Every serving stack eventually arrives at the same fork: the model is trained, the GPUs are rented, and someone has to decide how many bits each number gets. The menu reads FP8, INT8, INT4 — three rows that look like three settings on one quality dial, from "barely lossy" to "aggressively small." That framing is the mistake. These formats are not three points on one axis. They pay down different bottlenecks, and if you pick by accuracy leaderboard alone you will optimize the wrong one.
What each format is actually quantizing
Start with the detail the marketing hides: what gets converted.
When people say INT4, they almost always mean weight-only quantization — the W4A16 recipe behind AWQ and GPTQ. The weights drop to about half a byte each; the activations flowing through the network stay 16-bit. (This is the same weight-only logic as the GGUF/GPTQ/AWQ formats local runners ship.) FP8 and INT8, by contrast, are usually W8A8 — both the weights and the activations are 8-bit. That single difference decides everything downstream.
INT4 makes the model smaller. FP8 makes the model's math faster. Those are not the same purchase, and most teams buy one while thinking they bought the other.

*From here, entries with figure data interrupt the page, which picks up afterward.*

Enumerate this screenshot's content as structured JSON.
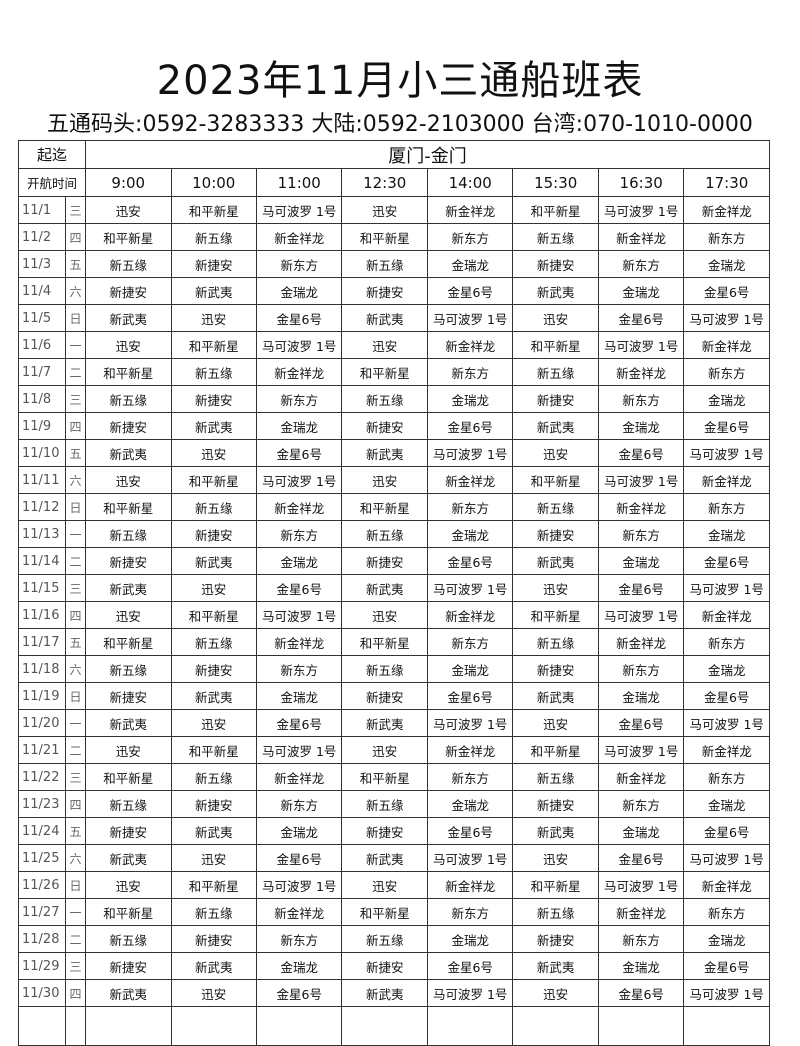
{
  "title": "2023年11月小三通船班表",
  "contacts": "五通码头:0592-3283333 大陆:0592-2103000 台湾:070-1010-0000",
  "header": {
    "range_label": "起迄",
    "route": "厦门-金门",
    "time_label": "开航时间",
    "times": [
      "9:00",
      "10:00",
      "11:00",
      "12:30",
      "14:00",
      "15:30",
      "16:30",
      "17:30"
    ]
  },
  "rows": [
    {
      "date": "11/1",
      "weekday": "三",
      "ships": [
        "迅安",
        "和平新星",
        "马可波罗 1号",
        "迅安",
        "新金祥龙",
        "和平新星",
        "马可波罗 1号",
        "新金祥龙"
      ]
    },
    {
      "date": "11/2",
      "weekday": "四",
      "ships": [
        "和平新星",
        "新五缘",
        "新金祥龙",
        "和平新星",
        "新东方",
        "新五缘",
        "新金祥龙",
        "新东方"
      ]
    },
    {
      "date": "11/3",
      "weekday": "五",
      "ships": [
        "新五缘",
        "新捷安",
        "新东方",
        "新五缘",
        "金瑞龙",
        "新捷安",
        "新东方",
        "金瑞龙"
      ]
    },
    {
      "date": "11/4",
      "weekday": "六",
      "ships": [
        "新捷安",
        "新武夷",
        "金瑞龙",
        "新捷安",
        "金星6号",
        "新武夷",
        "金瑞龙",
        "金星6号"
      ]
    },
    {
      "date": "11/5",
      "weekday": "日",
      "ships": [
        "新武夷",
        "迅安",
        "金星6号",
        "新武夷",
        "马可波罗 1号",
        "迅安",
        "金星6号",
        "马可波罗 1号"
      ]
    },
    {
      "date": "11/6",
      "weekday": "一",
      "ships": [
        "迅安",
        "和平新星",
        "马可波罗 1号",
        "迅安",
        "新金祥龙",
        "和平新星",
        "马可波罗 1号",
        "新金祥龙"
      ]
    },
    {
      "date": "11/7",
      "weekday": "二",
      "ships": [
        "和平新星",
        "新五缘",
        "新金祥龙",
        "和平新星",
        "新东方",
        "新五缘",
        "新金祥龙",
        "新东方"
      ]
    },
    {
      "date": "11/8",
      "weekday": "三",
      "ships": [
        "新五缘",
        "新捷安",
        "新东方",
        "新五缘",
        "金瑞龙",
        "新捷安",
        "新东方",
        "金瑞龙"
      ]
    },
    {
      "date": "11/9",
      "weekday": "四",
      "ships": [
        "新捷安",
        "新武夷",
        "金瑞龙",
        "新捷安",
        "金星6号",
        "新武夷",
        "金瑞龙",
        "金星6号"
      ]
    },
    {
      "date": "11/10",
      "weekday": "五",
      "ships": [
        "新武夷",
        "迅安",
        "金星6号",
        "新武夷",
        "马可波罗 1号",
        "迅安",
        "金星6号",
        "马可波罗 1号"
      ]
    },
    {
      "date": "11/11",
      "weekday": "六",
      "ships": [
        "迅安",
        "和平新星",
        "马可波罗 1号",
        "迅安",
        "新金祥龙",
        "和平新星",
        "马可波罗 1号",
        "新金祥龙"
      ]
    },
    {
      "date": "11/12",
      "weekday": "日",
      "ships": [
        "和平新星",
        "新五缘",
        "新金祥龙",
        "和平新星",
        "新东方",
        "新五缘",
        "新金祥龙",
        "新东方"
      ]
    },
    {
      "date": "11/13",
      "weekday": "一",
      "ships": [
        "新五缘",
        "新捷安",
        "新东方",
        "新五缘",
        "金瑞龙",
        "新捷安",
        "新东方",
        "金瑞龙"
      ]
    },
    {
      "date": "11/14",
      "weekday": "二",
      "ships": [
        "新捷安",
        "新武夷",
        "金瑞龙",
        "新捷安",
        "金星6号",
        "新武夷",
        "金瑞龙",
        "金星6号"
      ]
    },
    {
      "date": "11/15",
      "weekday": "三",
      "ships": [
        "新武夷",
        "迅安",
        "金星6号",
        "新武夷",
        "马可波罗 1号",
        "迅安",
        "金星6号",
        "马可波罗 1号"
      ]
    },
    {
      "date": "11/16",
      "weekday": "四",
      "ships": [
        "迅安",
        "和平新星",
        "马可波罗 1号",
        "迅安",
        "新金祥龙",
        "和平新星",
        "马可波罗 1号",
        "新金祥龙"
      ]
    },
    {
      "date": "11/17",
      "weekday": "五",
      "ships": [
        "和平新星",
        "新五缘",
        "新金祥龙",
        "和平新星",
        "新东方",
        "新五缘",
        "新金祥龙",
        "新东方"
      ]
    },
    {
      "date": "11/18",
      "weekday": "六",
      "ships": [
        "新五缘",
        "新捷安",
        "新东方",
        "新五缘",
        "金瑞龙",
        "新捷安",
        "新东方",
        "金瑞龙"
      ]
    },
    {
      "date": "11/19",
      "weekday": "日",
      "ships": [
        "新捷安",
        "新武夷",
        "金瑞龙",
        "新捷安",
        "金星6号",
        "新武夷",
        "金瑞龙",
        "金星6号"
      ]
    },
    {
      "date": "11/20",
      "weekday": "一",
      "ships": [
        "新武夷",
        "迅安",
        "金星6号",
        "新武夷",
        "马可波罗 1号",
        "迅安",
        "金星6号",
        "马可波罗 1号"
      ]
    },
    {
      "date": "11/21",
      "weekday": "二",
      "ships": [
        "迅安",
        "和平新星",
        "马可波罗 1号",
        "迅安",
        "新金祥龙",
        "和平新星",
        "马可波罗 1号",
        "新金祥龙"
      ]
    },
    {
      "date": "11/22",
      "weekday": "三",
      "ships": [
        "和平新星",
        "新五缘",
        "新金祥龙",
        "和平新星",
        "新东方",
        "新五缘",
        "新金祥龙",
        "新东方"
      ]
    },
    {
      "date": "11/23",
      "weekday": "四",
      "ships": [
        "新五缘",
        "新捷安",
        "新东方",
        "新五缘",
        "金瑞龙",
        "新捷安",
        "新东方",
        "金瑞龙"
      ]
    },
    {
      "date": "11/24",
      "weekday": "五",
      "ships": [
        "新捷安",
        "新武夷",
        "金瑞龙",
        "新捷安",
        "金星6号",
        "新武夷",
        "金瑞龙",
        "金星6号"
      ]
    },
    {
      "date": "11/25",
      "weekday": "六",
      "ships": [
        "新武夷",
        "迅安",
        "金星6号",
        "新武夷",
        "马可波罗 1号",
        "迅安",
        "金星6号",
        "马可波罗 1号"
      ]
    },
    {
      "date": "11/26",
      "weekday": "日",
      "ships": [
        "迅安",
        "和平新星",
        "马可波罗 1号",
        "迅安",
        "新金祥龙",
        "和平新星",
        "马可波罗 1号",
        "新金祥龙"
      ]
    },
    {
      "date": "11/27",
      "weekday": "一",
      "ships": [
        "和平新星",
        "新五缘",
        "新金祥龙",
        "和平新星",
        "新东方",
        "新五缘",
        "新金祥龙",
        "新东方"
      ]
    },
    {
      "date": "11/28",
      "weekday": "二",
      "ships": [
        "新五缘",
        "新捷安",
        "新东方",
        "新五缘",
        "金瑞龙",
        "新捷安",
        "新东方",
        "金瑞龙"
      ]
    },
    {
      "date": "11/29",
      "weekday": "三",
      "ships": [
        "新捷安",
        "新武夷",
        "金瑞龙",
        "新捷安",
        "金星6号",
        "新武夷",
        "金瑞龙",
        "金星6号"
      ]
    },
    {
      "date": "11/30",
      "weekday": "四",
      "ships": [
        "新武夷",
        "迅安",
        "金星6号",
        "新武夷",
        "马可波罗 1号",
        "迅安",
        "金星6号",
        "马可波罗 1号"
      ]
    }
  ]
}
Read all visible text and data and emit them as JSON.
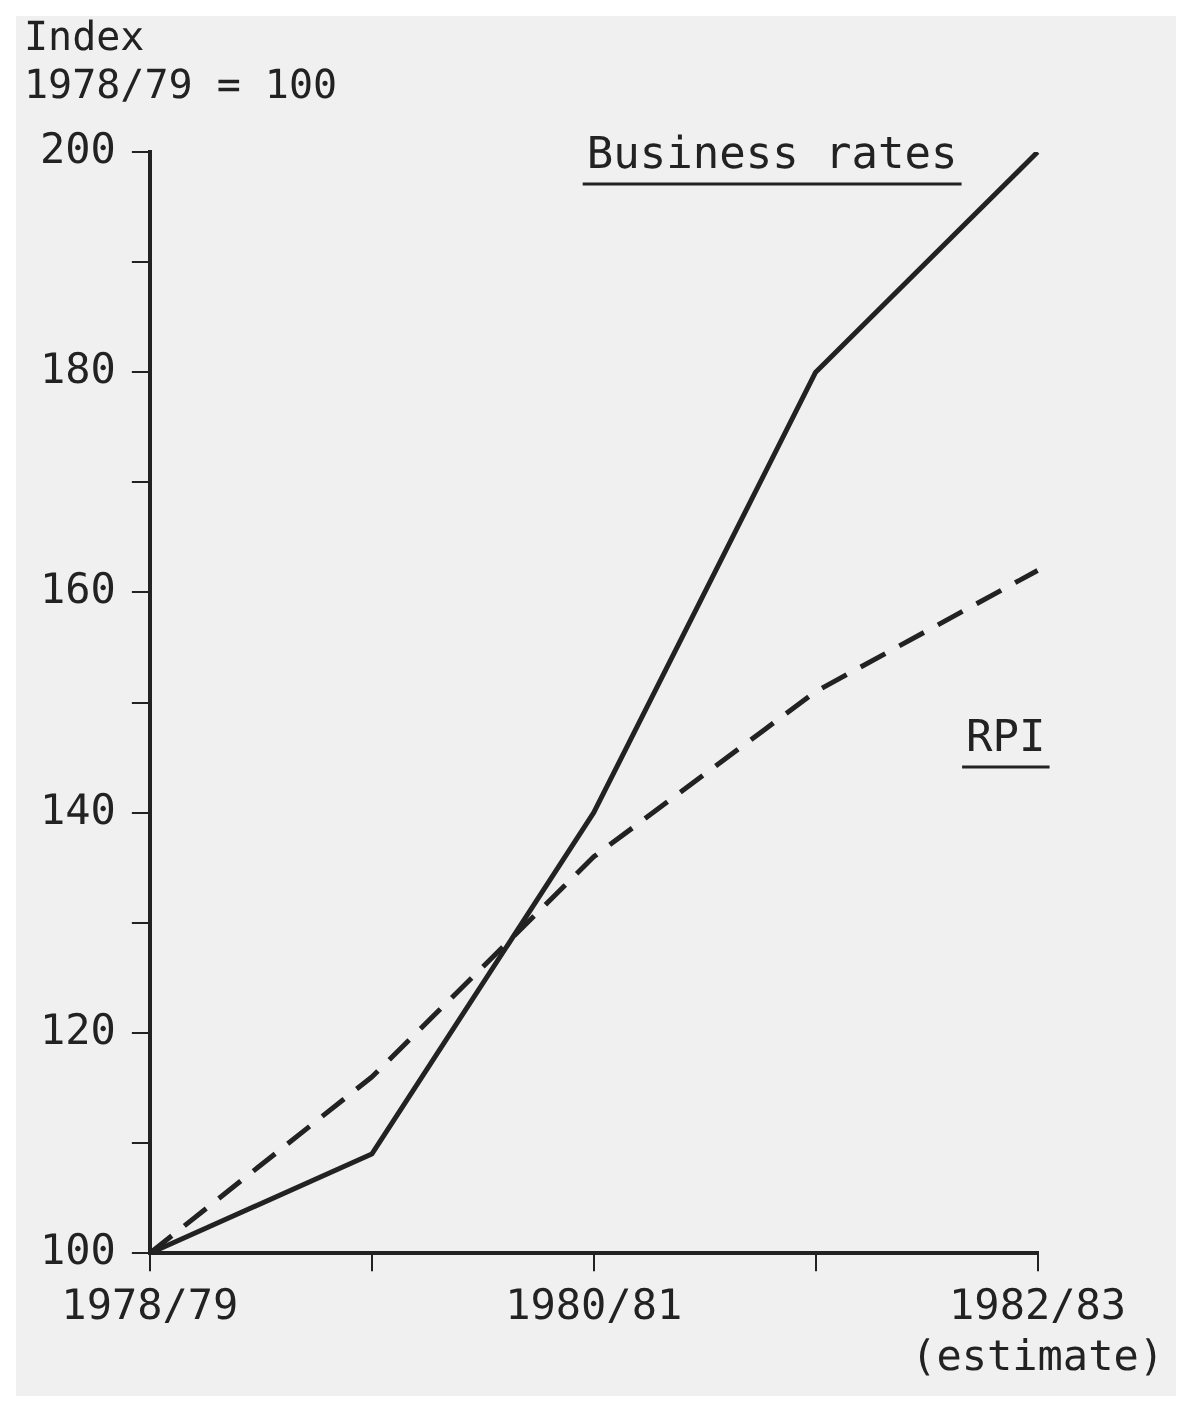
{
  "chart_data": {
    "type": "line",
    "ylabel": "Index\n1978/79 = 100",
    "categories": [
      "1978/79",
      null,
      "1980/81",
      null,
      "1982/83\n(estimate)"
    ],
    "series": [
      {
        "name": "Business rates",
        "color": "#222222",
        "values": [
          100,
          109,
          140,
          180,
          200
        ],
        "line_style": "solid"
      },
      {
        "name": "RPI",
        "color": "#222222",
        "values": [
          100,
          116,
          136,
          151,
          162
        ],
        "line_style": "dashed"
      }
    ],
    "ylim": [
      100,
      200
    ],
    "yticks": [
      100,
      {
        "value": 110,
        "label": null
      },
      120,
      {
        "value": 130,
        "label": null
      },
      140,
      {
        "value": 150,
        "label": null
      },
      160,
      {
        "value": 170,
        "label": null
      },
      180,
      {
        "value": 190,
        "label": null
      },
      200
    ],
    "grid": false,
    "legend": false,
    "marker": "none"
  }
}
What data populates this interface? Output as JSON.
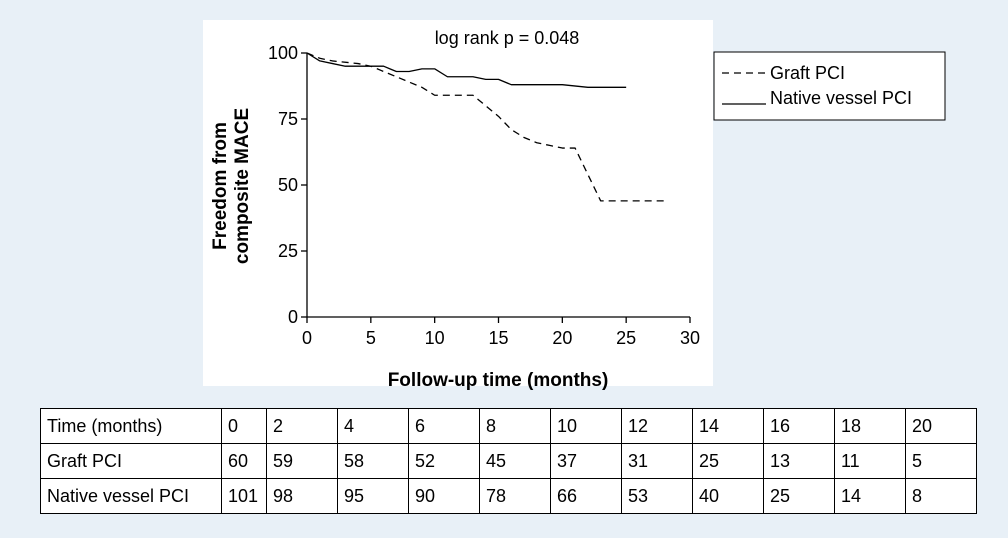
{
  "chart_data": {
    "type": "line",
    "title": "log rank p = 0.048",
    "xlabel": "Follow-up time (months)",
    "ylabel_lines": [
      "Freedom from",
      "composite MACE"
    ],
    "xlim": [
      0,
      30
    ],
    "ylim": [
      0,
      100
    ],
    "xticks": [
      0,
      5,
      10,
      15,
      20,
      25,
      30
    ],
    "yticks": [
      0,
      25,
      50,
      75,
      100
    ],
    "grid": false,
    "legend_position": "top-right",
    "series": [
      {
        "name": "Graft PCI",
        "line_style": "dashed",
        "color": "#000000",
        "x": [
          0,
          1,
          2,
          4,
          5,
          6,
          7,
          8,
          9,
          10,
          12,
          13,
          14,
          15,
          16,
          17,
          18,
          19,
          20,
          21,
          22,
          23,
          25,
          28
        ],
        "y": [
          100,
          98,
          97,
          96,
          95,
          93,
          91,
          89,
          87,
          84,
          84,
          84,
          80,
          76,
          71,
          68,
          66,
          65,
          64,
          64,
          54,
          44,
          44,
          44
        ]
      },
      {
        "name": "Native vessel PCI",
        "line_style": "solid",
        "color": "#000000",
        "x": [
          0,
          1,
          2,
          3,
          5,
          6,
          6.5,
          7,
          8,
          9,
          10,
          11,
          12,
          13,
          14,
          15,
          16,
          18,
          20,
          22,
          25
        ],
        "y": [
          100,
          97,
          96,
          95,
          95,
          95,
          94,
          93,
          93,
          94,
          94,
          91,
          91,
          91,
          90,
          90,
          88,
          88,
          88,
          87,
          87
        ]
      }
    ]
  },
  "risk_table": {
    "header_label": "Time (months)",
    "times": [
      "0",
      "2",
      "4",
      "6",
      "8",
      "10",
      "12",
      "14",
      "16",
      "18",
      "20"
    ],
    "rows": [
      {
        "label": "Graft PCI",
        "values": [
          "60",
          "59",
          "58",
          "52",
          "45",
          "37",
          "31",
          "25",
          "13",
          "11",
          "5"
        ]
      },
      {
        "label": "Native vessel PCI",
        "values": [
          "101",
          "98",
          "95",
          "90",
          "78",
          "66",
          "53",
          "40",
          "25",
          "14",
          "8"
        ]
      }
    ]
  },
  "colors": {
    "background": "#e8f0f7",
    "plot_background": "#ffffff",
    "line": "#000000"
  }
}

The two bottlenecks, and which format touches which
LLM inference has two phases with opposite characters. Prefill — chewing through the prompt — is compute-bound: the GPU's tensor cores are the limit. Decode — emitting tokens one at a time — is memory-bandwidth-bound: the chip spends most of its time streaming weights out of VRAM, not multiplying.
Now map the formats onto that:
- INT4 weight-only shrinks the bytes you stream, so it speeds up decode and lets a 70B model fit on hardware it otherwise wouldn't. But the multiplies still run in FP16 after the weights are dequantized on the fly — so on prefill, and on any GPU without native 4-bit tensor cores, it buys you little compute speedup. Reported gains run ~2.5–2.7x over BF16, but that number lives almost entirely in decode-heavy, memory-bound workloads.
- FP8 W8A8 runs on the native FP8 tensor cores in Hopper and Blackwell, so it actually halves the compute, accelerating prefill and decode alike — typically 1.4–1.7x throughput at a quality cost under half a point on MMLU-Pro.
- INT8 W8A8 is the fallback for silicon with no FP8 tensor cores: it still accelerates on integer units, which nearly every accelerator has.
So FP8 and INT4 aren't really competitors. FP8 is the faster-math play; INT4 is the fit-it-and-feed-decode play. INT8 is what you reach for when FP8 hardware isn't there.
The exponent is the whole story
Here is the part worth keeping. Why does FP8 quantize activations more gracefully than INT8, and NVFP4 beat plain INT4? Because floating-point formats spend bits on an exponent. INT8 lays 256 values down at even spacing; FP8 places them exponentially, with fine resolution near zero and a long reach toward the extremes. Transformer activations are full of outliers — a few values orders of magnitude larger than the rest — and a format with wide dynamic range swallows them where an evenly-spaced integer grid clips or coarsens them. That's the mechanism, not a vibe: it's why FP8 lands ~0.3–0.5 points off FP16 while INT8 gives up ~0.5–0.9, and why NVIDIA's NVFP4 — a 4-bit float with a two-level FP8/FP32 scaling scheme — recovers accuracy that naive INT4 leaves on the floor.
The counterintuitive footnote
If floating point is so good for transformers, why did anyone ever favor integers? Because in dedicated silicon at a fixed accuracy, INT8 is the more area- and power-efficient choice — that was the headline of a careful 2023 Qualcomm study comparing FP8 and INT8 for inference. FP8 didn't win the deployment war on intrinsic efficiency. It won because NVIDIA put FP8 tensor cores in Hopper, and because FP8 is the format you can post-train-quantize to without elaborate per-channel calibration. The hardware made the format, not the other way around — which is exactly why your own hardware, not a benchmark table, should make your choice.
The decision
- On Hopper or Blackwell, default to FP8. Best quality-per-speed, least fuss, accelerates both phases.
- When VRAM is the binding constraint — squeezing a big model onto few cards, or maximizing memory-bound decode — go INT4/NVFP4 weight-only, and prefer NVFP4 if you're on Blackwell and quantizing activations too.
- On hardware without FP8 tensor cores, use INT8 as your accelerated 8-bit option.
Pick the format that matches your bottleneck and your silicon. The accuracy delta is the last question, not the first.